As very much a product of Ireland’s ‘street scene’, Paddy Casey’s emergence from the world of boisterous busking into that of nuanced singer-songwriters has been a quiet, heartfelt revolution.

The Crumlin man came from near-homelessness to signing for major label Sony BMG, selling as many records domestically as U2 in the early-noughties as he rose to prominence with folk-pop records, Amen, and Living.

His musical life has unquestionably been a little slower in recent years.

“I did used to think about the album sales and stuff like that,” he says, after we point out Living sold approximately one copy for every 20 people in Ireland.

“I really don’t know how those sales happened, but I’m really grateful for it. Before that I wasn’t homeless, as I always had the busking to make a living.

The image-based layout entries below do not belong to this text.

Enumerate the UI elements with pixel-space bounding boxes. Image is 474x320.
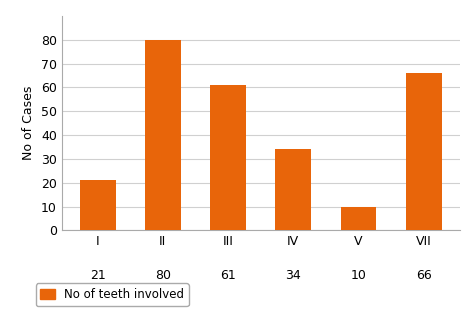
- Bar: [275, 149, 311, 230]
- Text: 34: 34: [285, 269, 301, 282]
- Bar: [210, 85, 246, 230]
- Text: 61: 61: [220, 269, 236, 282]
- Text: 10: 10: [351, 269, 366, 282]
- Bar: [145, 40, 181, 230]
- Bar: [341, 207, 376, 230]
- Bar: [80, 180, 116, 230]
- Text: 80: 80: [155, 269, 171, 282]
- Bar: [406, 73, 442, 230]
- Y-axis label: No of Cases: No of Cases: [22, 86, 35, 160]
- Legend: No of teeth involved: No of teeth involved: [36, 284, 189, 306]
- Text: 66: 66: [416, 269, 432, 282]
- Text: 21: 21: [90, 269, 106, 282]
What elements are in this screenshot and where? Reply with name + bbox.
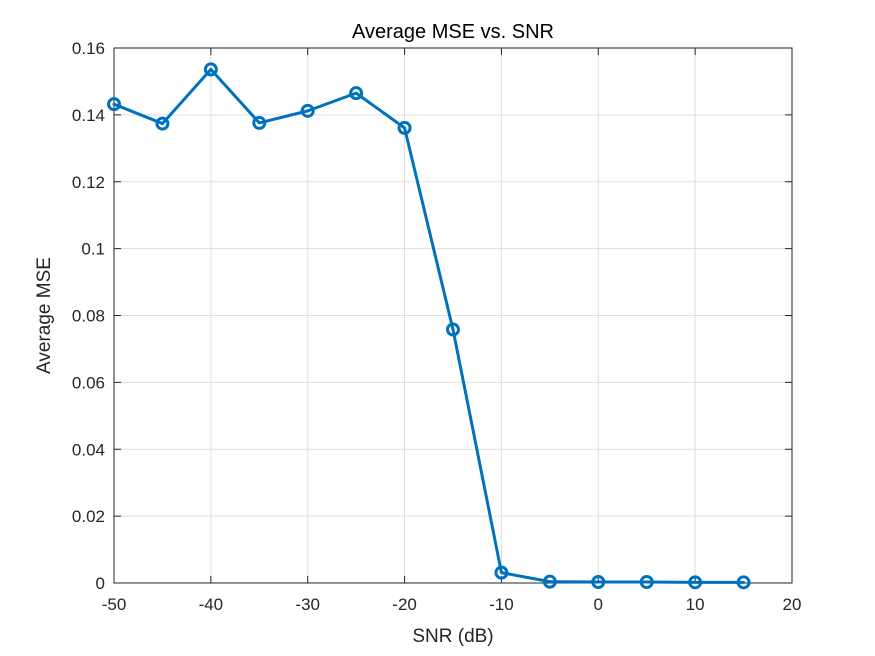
x-tick-label: -30: [295, 595, 320, 614]
chart-title: Average MSE vs. SNR: [352, 21, 554, 43]
y-tick-label: 0.02: [72, 507, 105, 526]
data-point-marker: [542, 574, 557, 589]
grid-lines: [113, 47, 793, 584]
y-axis-title: Average MSE: [34, 257, 55, 374]
data-point-marker: [349, 86, 364, 101]
x-axis-title: SNR (dB): [412, 626, 493, 647]
x-tick-label: 10: [686, 595, 705, 614]
x-tick-label: -40: [199, 595, 224, 614]
data-point-marker: [736, 575, 751, 590]
x-tick-label: -10: [489, 595, 514, 614]
data-point-marker: [591, 574, 606, 589]
series-line: [112, 67, 746, 584]
tick-labels: -50 -40 -30 -20 -10 0 10 20 0 0.02 0.04 0.06 0.08 0.1…: [72, 39, 802, 614]
y-tick-label: 0.16: [72, 39, 105, 58]
data-point-marker: [639, 574, 654, 589]
y-tick-label: 0.14: [72, 106, 105, 125]
data-point-marker: [446, 322, 460, 337]
y-tick-label: 0.08: [72, 307, 105, 326]
x-tick-label: -20: [392, 595, 417, 614]
data-point-marker: [397, 120, 412, 135]
data-point-marker: [155, 116, 170, 131]
data-point-marker: [107, 97, 121, 112]
data-point-marker: [494, 565, 509, 580]
x-tick-label: -50: [102, 595, 127, 614]
data-point-marker: [688, 575, 703, 590]
y-tick-label: 0: [96, 574, 105, 593]
y-tick-label: 0.12: [72, 173, 105, 192]
y-tick-label: 0.04: [72, 440, 105, 459]
x-tick-label: 20: [783, 595, 802, 614]
y-tick-label: 0.06: [72, 373, 105, 392]
data-point-marker: [300, 103, 315, 118]
data-point-marker: [203, 62, 218, 77]
data-point-marker: [252, 115, 267, 130]
x-tick-label: 0: [594, 595, 603, 614]
y-tick-label: 0.1: [81, 240, 105, 259]
data-series: [107, 62, 751, 590]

“You really feel the difference with that compared to really being homeless. People are nicer to you; they don’t look at you the same way.”

The busking gave way to a fame that always came with a slight discomfort for Casey, particularly on stage.

“I don’t know if I’m as nervous anymore, but I’ll never completely stop being nervous,” he explains.

“It’s more adrenaline, maybe. I do imagine the worst all the time; it’s just who I am. It’s a weird thing, but it works for me. I’ve had a few people warn me never to change it, but it’s good to be nervous.”

The scene has changed dramatically, however, from the one Casey grew in.
“The internet has really changed things now,” he says. “I think it’s a lot harder to make a breakthrough, really, as there’s so much noise. There are so many different bands.

“Music now is better than it’s been in a long time. Not everything, there’s always been some bad stuff, but I don’t mind the charts. I’ve always liked pop.

“It’s harder to get heard now, though. Lyrically, I think people are clever; there’s a lot going on and a lot of talented artists. There is a pop album in me, I think.

“One side of the new album is kind of pop, not as you’d hear on the radio, but pop as I remember ‘pop’. Rocky pop. I’m still learning.

“Every album is different; I’ve never really had a ‘thing’.”

The singer has long lived a nocturnal life, perhaps in part because of his career path. “It’s just the way I am. I was thinking about it, actually, I think some people are just like that.

“I try to sleep the night before a gig, to switch it up, but sometimes it’s like playing in the morning to me. I can’t really do things at daytime, I think it’s because the world’s awake.”

While Casey runs through plenty of the hits on stage, there’s a heap of new music on the way.

He’s currently working on a double album, consisting of an acoustic side and a rockier side.
“I felt like some of the songs just didn’t belong together on an album, they’re too different and they didn’t fit,” he says.

“I decided to make a double album. Loads of people keep asking me to make an acoustic album, as I haven’t done that in years. I guess in that way it links back to my first album that I made [Amen].

“It’s a quieter album about things that have gone on in my life.”
That life – as a family man – is somewhat different to his harder roots, so much so that Casey’s daughter, Saoirse (a talented musician in her own right) makes things a family affair gigging alongside Paddy.

“We’re doing it for the craic, really,” Casey explains. “But she’s very talented, she’s produced a whole album herself already. It’s nothing to do with me. But it’s brilliant.”
Paddy Casey plays Leopardstown Live on June 14, alongside his daughter, Saoirse.